Now it's flipped. Code is an hour of work. Everything else — everything.
What's actually needed
Garman is looking at a different number. AWS doesn't have enough people who can actually understand a customer's problem, build an app for them, and make sure it stays up under load. Demand for those people is growing faster than headcount. Hence 11,000 interns — not charity, just trying to keep up.
And look at exactly what he said. Not "we need more Java developers." This:
"Narrow technical skills — like writing Java — are losing value. The focus is shifting to building full applications and solving customer problems."
That's a different profession. Not the one juniors got hired into in 2018. Back then it was: here's a five-page spec, implement it. Now it's: here's a live customer with their own pain, figure out what they need, ship something, make sure it holds up.
AI handles the first task. The second — not even close.
Three apps
That same week somebody brought me three projects to look at. All three built through Cursor with minimal human input. All three work. None of them sell.
A B2B landing page. Eight-field capture form. All eight fields fair — they need company, role, team size. Except the user closes the tab on the third one. Just gets tired.
An e-commerce checkout. Logic is clean, tests are green. The button reads "Confirm Order" instead of "Pay." Guess what happened. 28% of people at that step hit back. They figure clicking will take them to yet another page. Obviously.

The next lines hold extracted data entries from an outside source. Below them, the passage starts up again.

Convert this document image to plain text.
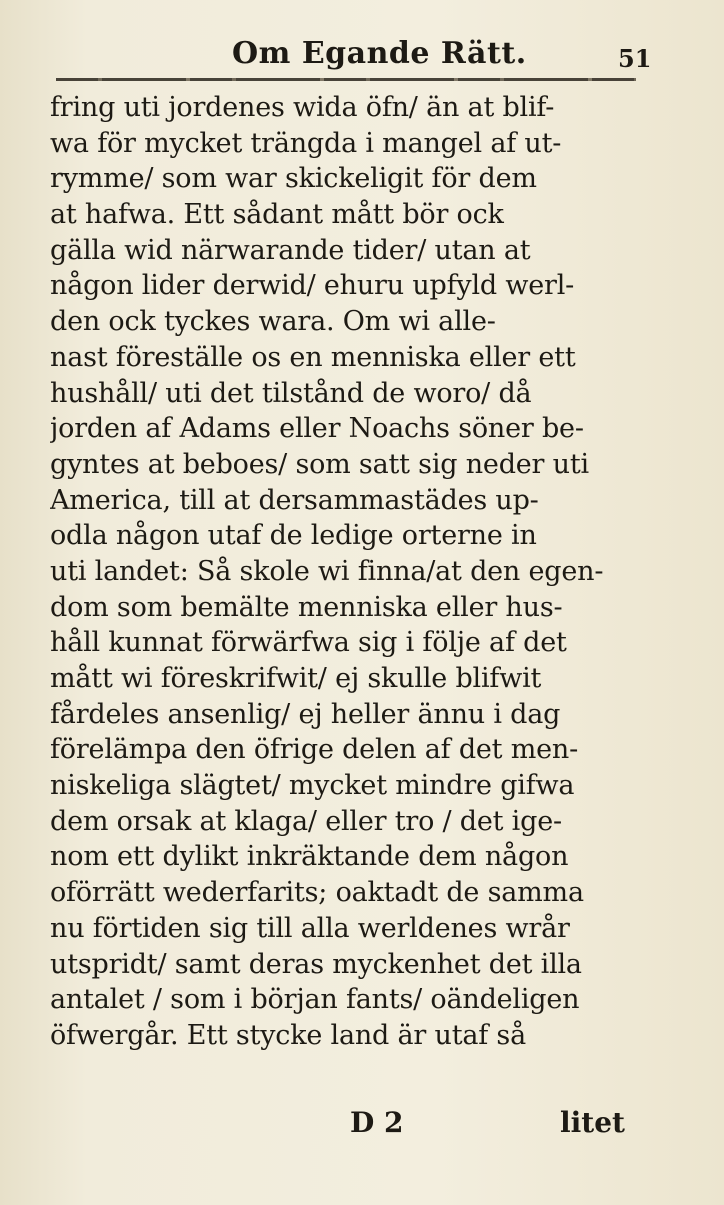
Om Egande Rätt.	51
fring uti jordenes wida öfn/ än at blif-
wa för mycket trängda i mangel af ut-
rymme/ som war skickeligit för dem
at hafwa. Ett sådant mått bör ock
gälla wid närwarande tider/ utan at
någon lider derwid/ ehuru upfyld werl-
den ock tyckes wara. Om wi alle-
nast föreställe os en menniska eller ett
hushåll/ uti det tilstånd de woro/ då
jorden af Adams eller Noachs söner be-
gyntes at beboes/ som satt sig neder uti
America, till at dersammastädes up-
odla någon utaf de ledige orterne in
uti landet: Så skole wi finna/at den egen-
dom som bemälte menniska eller hus-
håll kunnat förwärfwa sig i följe af det
mått wi föreskrifwit/ ej skulle blifwit
fårdeles ansenlig/ ej heller ännu i dag
förelämpa den öfrige delen af det men-
niskeliga slägtet/ mycket mindre gifwa
dem orsak at klaga/ eller tro / det ige-
nom ett dylikt inkräktande dem någon
oförrätt wederfarits; oaktadt de samma
nu förtiden sig till alla werldenes wrår
utspridt/ samt deras myckenhet det illa
antalet / som i början fants/ oändeligen
öfwergår. Ett stycke land är utaf så
D 2	litet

A four-step onboarding. Technically flawless. On step two there's an empty state with "Nothing found." What to do next — not mentioned. Users close it.
Each of these apps technically works. And each one needed someone with the eye to walk through it as a customer would and say: folks, this doesn't sell. Good thing they showed me before launch. These founders genuinely thought they were good to go.
People with that eye — taste, product instinct, pattern recognition — are in catastrophic short supply. And that's exactly who Garman is hiring at AWS. He just calls them "junior software engineer."
Where the bottleneck moved
Used to be: idea — build — test — ship. The long part was building. Maybe 80% of the time. Seniors got paid well because they could build fast.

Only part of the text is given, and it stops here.